But as ETF investors pull their money from emerging markets, that money is showing up a little further down the capital markets food chain apparently: in frontier markets. Consisting of countries whose markets and economies aren’t quite ready for prime time (think Kuwait and Vietnam), frontier economies have long-drawn attention from institutional investors keen to get in on the ground floor in markets with favourable demographics and a willingness to embrace growth.
Or, emerging markets 2.0, if you will.
To see the shift in action, Bloomberg takes a look at the fastest growing ETF focused on developing countries—the iShares MSCI Frontier 100 fund, with top holdings in Kuwait and Qatar. Assets under management jumped to $594 million based on $465 million of inflows and returns of 23%. This as emerging markets-focused products suffer outflows and the MSCI BRIC Index dropped 4% in this quarter.
Countries such as Russia, Brazil and China held the global economy back from the brink of total darkness post-2008—investors are now looking for the next big thing. Frontier markets could contain the next China—another transformational growth story to generate outsize returns.

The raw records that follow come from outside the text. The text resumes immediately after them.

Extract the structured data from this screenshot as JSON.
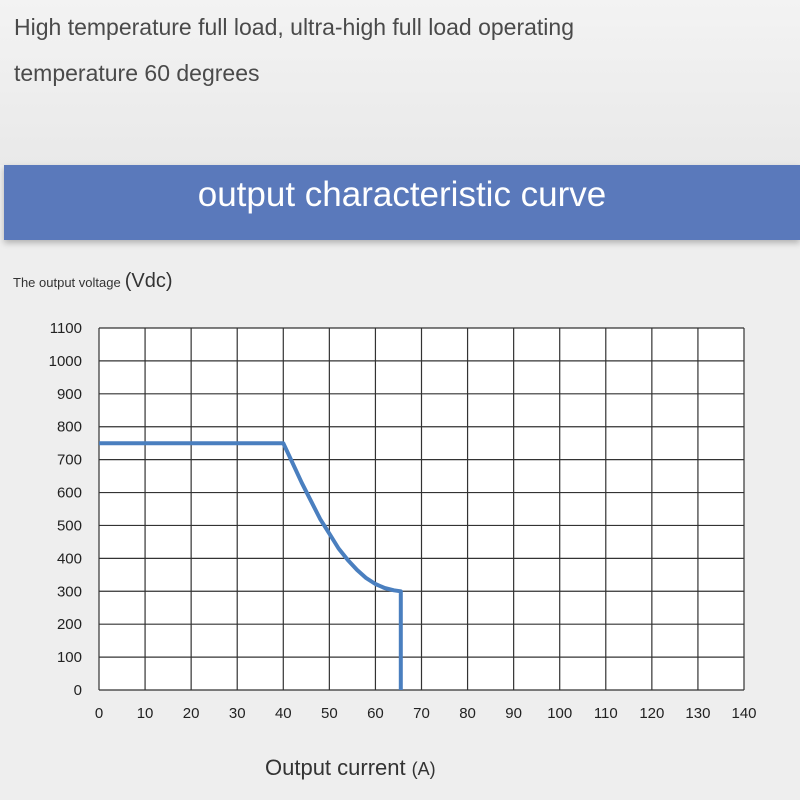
{
  "header": {
    "line1": "High temperature full load, ultra-high full load operating",
    "line2": "temperature 60 degrees"
  },
  "banner": {
    "title": "output characteristic curve",
    "color": "#5a79bb"
  },
  "chart_data": {
    "type": "line",
    "title": "output characteristic curve",
    "ylabel_main": "The output voltage",
    "ylabel_unit": "(Vdc)",
    "xlabel_main": "Output current",
    "xlabel_unit": "(A)",
    "xlim": [
      0,
      140
    ],
    "ylim": [
      0,
      1100
    ],
    "x_ticks": [
      0,
      10,
      20,
      30,
      40,
      50,
      60,
      70,
      80,
      90,
      100,
      110,
      120,
      130,
      140
    ],
    "y_ticks": [
      0,
      100,
      200,
      300,
      400,
      500,
      600,
      700,
      800,
      900,
      1000,
      1100
    ],
    "grid": true,
    "line_color": "#4a7fbf",
    "series": [
      {
        "points": [
          [
            0,
            750
          ],
          [
            40,
            750
          ],
          [
            42,
            690
          ],
          [
            44,
            630
          ],
          [
            46,
            575
          ],
          [
            48,
            520
          ],
          [
            50,
            475
          ],
          [
            52,
            430
          ],
          [
            54,
            395
          ],
          [
            56,
            365
          ],
          [
            58,
            340
          ],
          [
            60,
            322
          ],
          [
            62,
            310
          ],
          [
            64,
            303
          ],
          [
            65.5,
            300
          ],
          [
            65.5,
            0
          ]
        ]
      }
    ]
  }
}
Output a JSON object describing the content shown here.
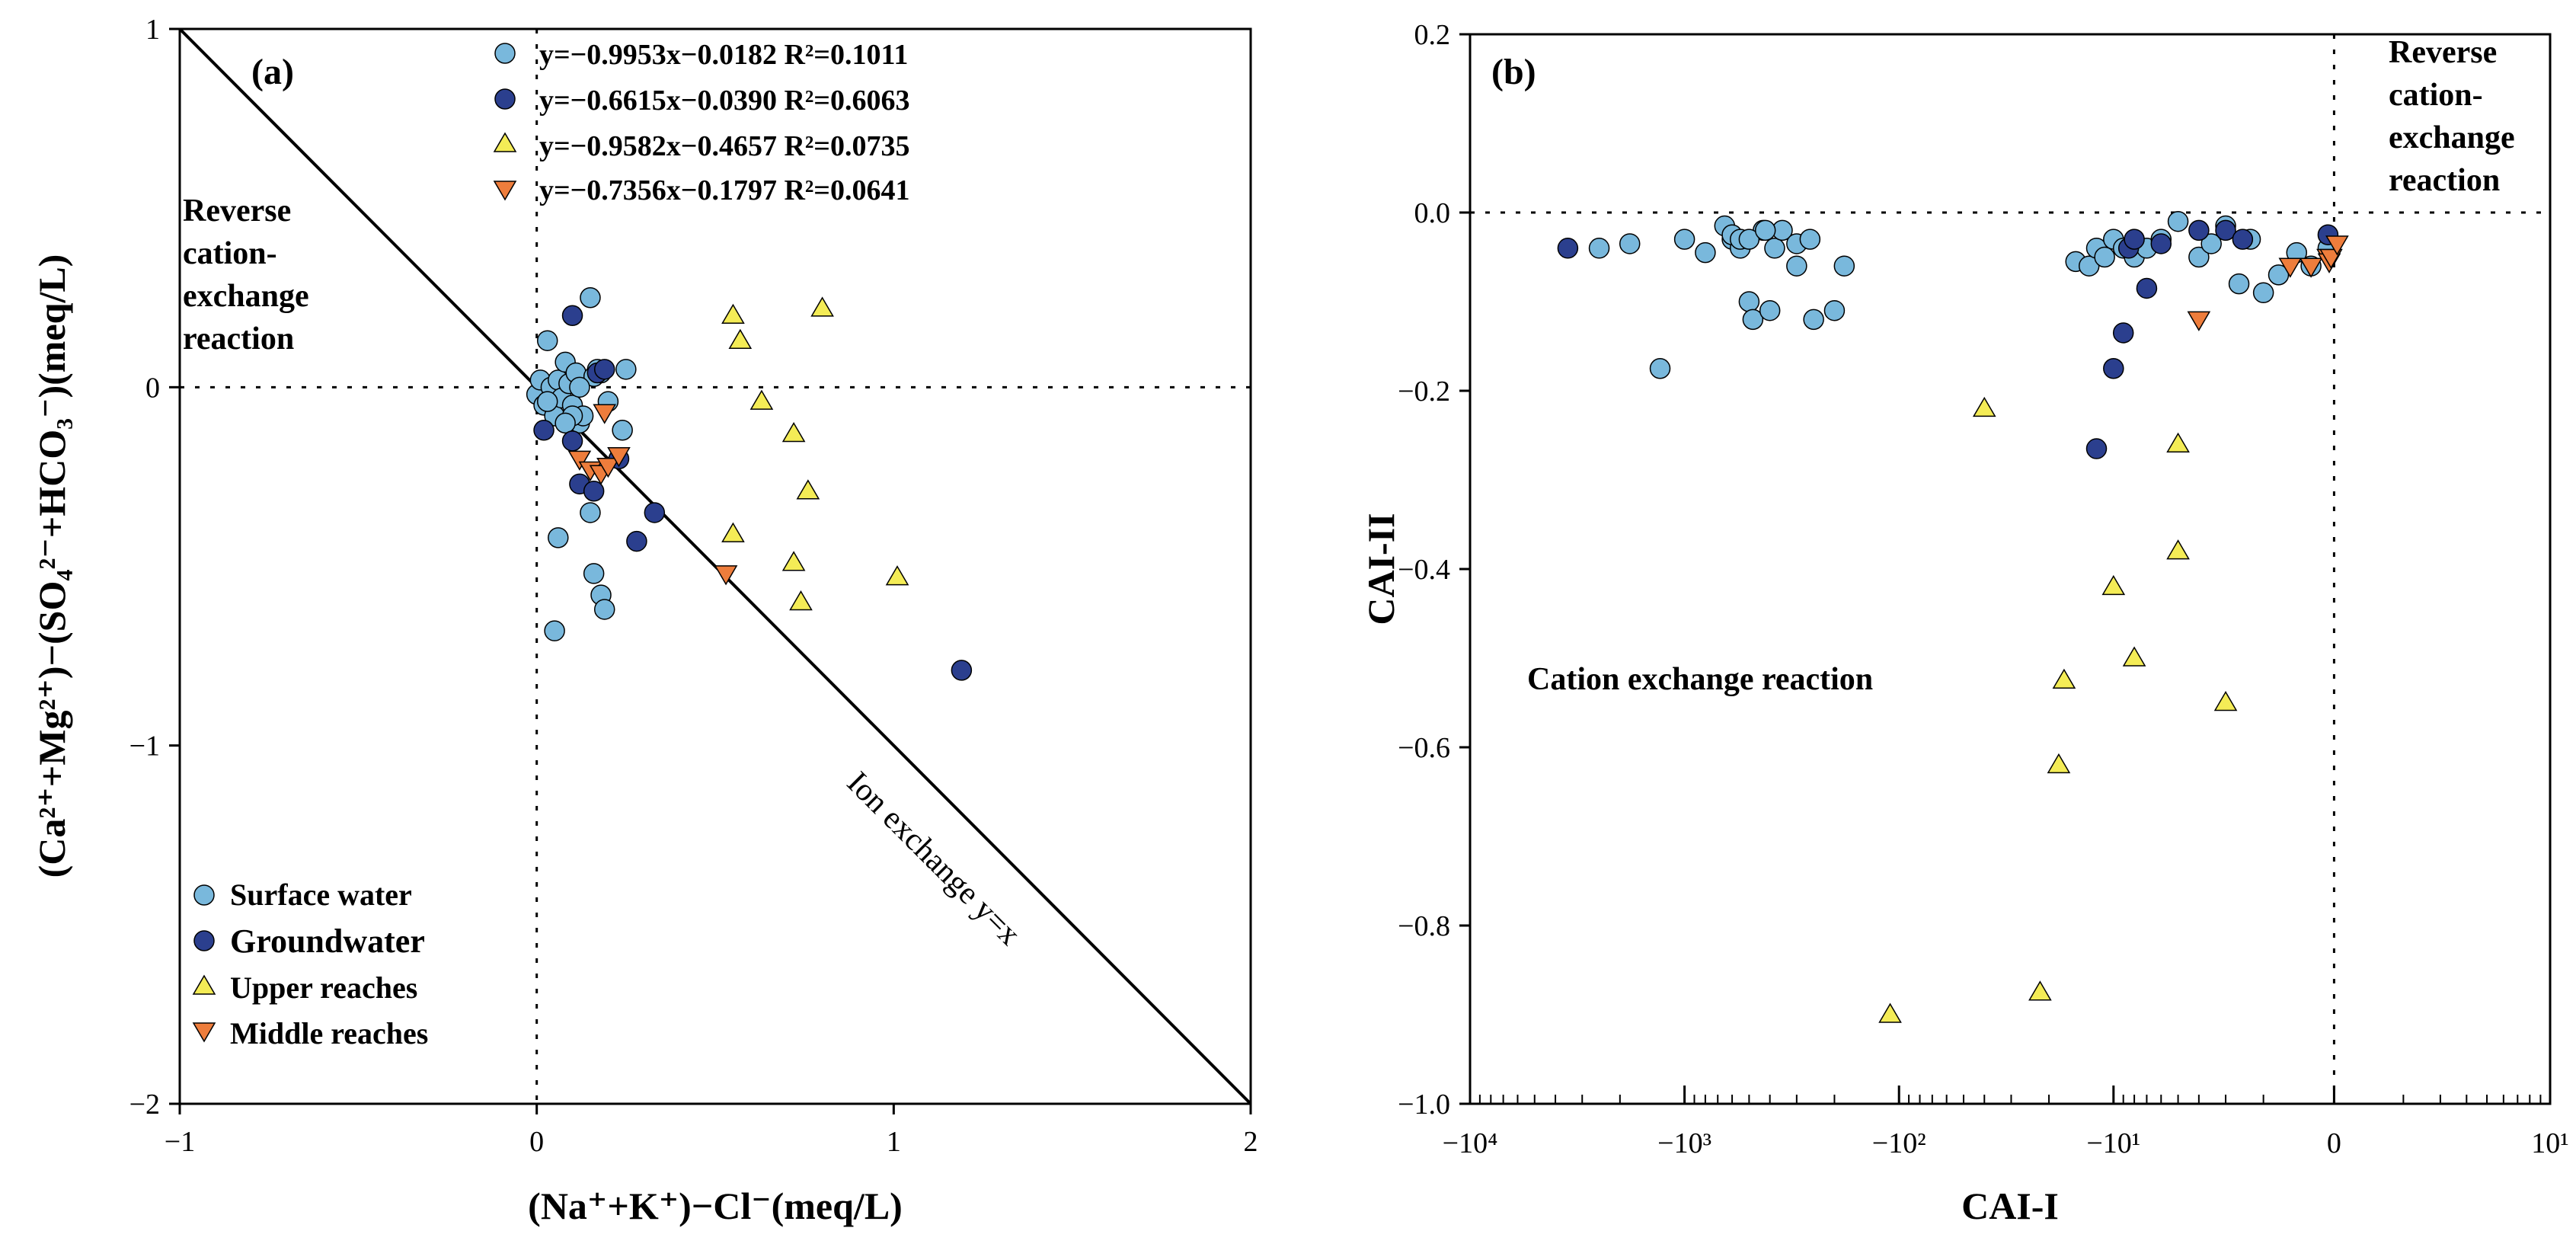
{
  "chart_data": [
    {
      "panel": "(a)",
      "type": "scatter",
      "xlabel": "(Na⁺+K⁺)−Cl⁻(meq/L)",
      "ylabel": "(Ca²⁺+Mg²⁺)−(SO₄²⁻+HCO₃⁻)(meq/L)",
      "xlim": [
        -1,
        2
      ],
      "ylim": [
        -2,
        1
      ],
      "xticks": [
        -1,
        0,
        1,
        2
      ],
      "xtick_labels": [
        "−1",
        "0",
        "1",
        "2"
      ],
      "yticks": [
        -2,
        -1,
        0,
        1
      ],
      "ytick_labels": [
        "−2",
        "−1",
        "0",
        "1"
      ],
      "reference_line": {
        "label": "Ion exchange  y=x",
        "x": [
          -1,
          2
        ],
        "y": [
          1,
          -2
        ]
      },
      "annotations": [
        "Reverse",
        "cation-",
        "exchange",
        "reaction"
      ],
      "equations": [
        "y=−0.9953x−0.0182 R²=0.1011",
        "y=−0.6615x−0.0390 R²=0.6063",
        "y=−0.9582x−0.4657 R²=0.0735",
        "y=−0.7356x−0.1797 R²=0.0641"
      ],
      "series": [
        {
          "name": "Surface water",
          "marker": "circle",
          "color": "#79b8dc",
          "x": [
            0.0,
            0.01,
            0.02,
            0.03,
            0.04,
            0.05,
            0.06,
            0.07,
            0.08,
            0.09,
            0.1,
            0.11,
            0.12,
            0.13,
            0.15,
            0.16,
            0.17,
            0.18,
            0.2,
            0.24,
            0.25,
            0.06,
            0.15,
            0.16,
            0.18,
            0.19,
            0.05,
            0.1,
            0.03,
            0.08,
            0.12
          ],
          "y": [
            -0.02,
            0.02,
            -0.05,
            0.13,
            0.0,
            -0.08,
            0.02,
            -0.03,
            0.07,
            0.01,
            -0.05,
            0.04,
            -0.1,
            -0.08,
            0.25,
            0.03,
            0.05,
            0.04,
            -0.04,
            -0.12,
            0.05,
            -0.42,
            -0.35,
            -0.52,
            -0.58,
            -0.62,
            -0.68,
            -0.08,
            -0.04,
            -0.1,
            0.0
          ]
        },
        {
          "name": "Groundwater",
          "marker": "circle",
          "color": "#2b3f8e",
          "x": [
            0.02,
            0.1,
            0.1,
            0.12,
            0.16,
            0.17,
            0.19,
            0.23,
            0.28,
            0.33,
            1.19
          ],
          "y": [
            -0.12,
            0.2,
            -0.15,
            -0.27,
            -0.29,
            0.04,
            0.05,
            -0.2,
            -0.43,
            -0.35,
            -0.79
          ]
        },
        {
          "name": "Upper reaches",
          "marker": "triangle-up",
          "color": "#f4ec56",
          "x": [
            0.55,
            0.57,
            0.63,
            0.72,
            0.76,
            0.8,
            0.55,
            0.72,
            0.74,
            1.01
          ],
          "y": [
            0.2,
            0.13,
            -0.04,
            -0.13,
            -0.29,
            0.22,
            -0.41,
            -0.49,
            -0.6,
            -0.53
          ]
        },
        {
          "name": "Middle reaches",
          "marker": "triangle-down",
          "color": "#ee7d3c",
          "x": [
            0.12,
            0.15,
            0.18,
            0.2,
            0.23,
            0.53,
            0.19
          ],
          "y": [
            -0.2,
            -0.23,
            -0.24,
            -0.22,
            -0.19,
            -0.52,
            -0.07
          ]
        }
      ],
      "legend": [
        "Surface water",
        "Groundwater",
        "Upper reaches",
        "Middle reaches"
      ]
    },
    {
      "panel": "(b)",
      "type": "scatter",
      "xlabel": "CAI-I",
      "ylabel": "CAI-II",
      "xscale": "symlog",
      "xlim": [
        -10000,
        10
      ],
      "ylim": [
        -1.0,
        0.2
      ],
      "xticks": [
        -10000,
        -1000,
        -100,
        -10,
        0,
        10
      ],
      "xtick_labels": [
        "−10⁴",
        "−10³",
        "−10²",
        "−10¹",
        "0",
        "10¹"
      ],
      "yticks": [
        -1.0,
        -0.8,
        -0.6,
        -0.4,
        -0.2,
        0.0,
        0.2
      ],
      "ytick_labels": [
        "−1.0",
        "−0.8",
        "−0.6",
        "−0.4",
        "−0.2",
        "0.0",
        "0.2"
      ],
      "annotations": {
        "top_right": [
          "Reverse",
          "cation-",
          "exchange",
          "reaction"
        ],
        "middle": "Cation exchange reaction"
      },
      "series": [
        {
          "name": "Surface water",
          "marker": "circle",
          "color": "#79b8dc",
          "x": [
            -2500,
            -1800,
            -1000,
            -800,
            -650,
            -600,
            -550,
            -500,
            -480,
            -430,
            -400,
            -380,
            -350,
            -300,
            -250,
            -200,
            -180,
            -600,
            -550,
            -500,
            -420,
            -300,
            -260,
            -1300,
            -15,
            -13,
            -12,
            -11,
            -10,
            -9,
            -8,
            -7,
            -6,
            -5,
            -4,
            -3.5,
            -3,
            -2.6,
            -2.3,
            -2,
            -1.7,
            -1.4,
            -1.2,
            -1
          ],
          "y": [
            -0.04,
            -0.035,
            -0.03,
            -0.045,
            -0.015,
            -0.03,
            -0.04,
            -0.1,
            -0.12,
            -0.02,
            -0.11,
            -0.04,
            -0.02,
            -0.035,
            -0.12,
            -0.11,
            -0.06,
            -0.025,
            -0.03,
            -0.03,
            -0.02,
            -0.06,
            -0.03,
            -0.175,
            -0.055,
            -0.06,
            -0.04,
            -0.05,
            -0.03,
            -0.04,
            -0.05,
            -0.04,
            -0.03,
            -0.01,
            -0.05,
            -0.035,
            -0.015,
            -0.08,
            -0.03,
            -0.09,
            -0.07,
            -0.045,
            -0.06,
            -0.04
          ]
        },
        {
          "name": "Groundwater",
          "marker": "circle",
          "color": "#2b3f8e",
          "x": [
            -3500,
            -12,
            -10,
            -9,
            -8.5,
            -8,
            -7,
            -6,
            -4,
            -3,
            -2.5,
            -1
          ],
          "y": [
            -0.04,
            -0.265,
            -0.175,
            -0.135,
            -0.04,
            -0.03,
            -0.085,
            -0.035,
            -0.02,
            -0.02,
            -0.03,
            -0.025
          ]
        },
        {
          "name": "Upper reaches",
          "marker": "triangle-up",
          "color": "#f4ec56",
          "x": [
            -110,
            -40,
            -22,
            -18,
            -17,
            -10,
            -8,
            -5,
            -5,
            -3
          ],
          "y": [
            -0.9,
            -0.22,
            -0.875,
            -0.62,
            -0.525,
            -0.42,
            -0.5,
            -0.38,
            -0.26,
            -0.55
          ]
        },
        {
          "name": "Middle reaches",
          "marker": "triangle-down",
          "color": "#ee7d3c",
          "x": [
            -4,
            -1.5,
            -1.2,
            -1,
            -0.8,
            -0.5,
            0.5
          ],
          "y": [
            -0.12,
            -0.06,
            -0.06,
            -0.05,
            -0.055,
            -0.05,
            -0.035
          ]
        }
      ]
    }
  ]
}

BlackRock’s frontier market fund invests more than half its assets in securities from Kuwait, Qatar and the United Arab Emirates, and it holds significant stakes in companies from Nigeria, Kenya and Vietnam. It’s up 7.1% this year, according to Bloomberg, compared with a 1.6% decline in the MSCI Emerging Markets Index.
The thing about frontier markets, however, is that overnight success isn’t the name of the game. Political instability is often at play and, like emerging markets a couple of decades ago, a lot of frontier markets have bumps in the road they still need to overcome.
And if emerging markets ETF outflows are any kind of sign, ETF investors aren’t often the most patient investors. Frontier markets need patient capital to attain meaningful economic growth and political progress. Still, ETFs are bringing the spotlight to these markets so investors can see for themselves what they’re about. And that can’t be all bad.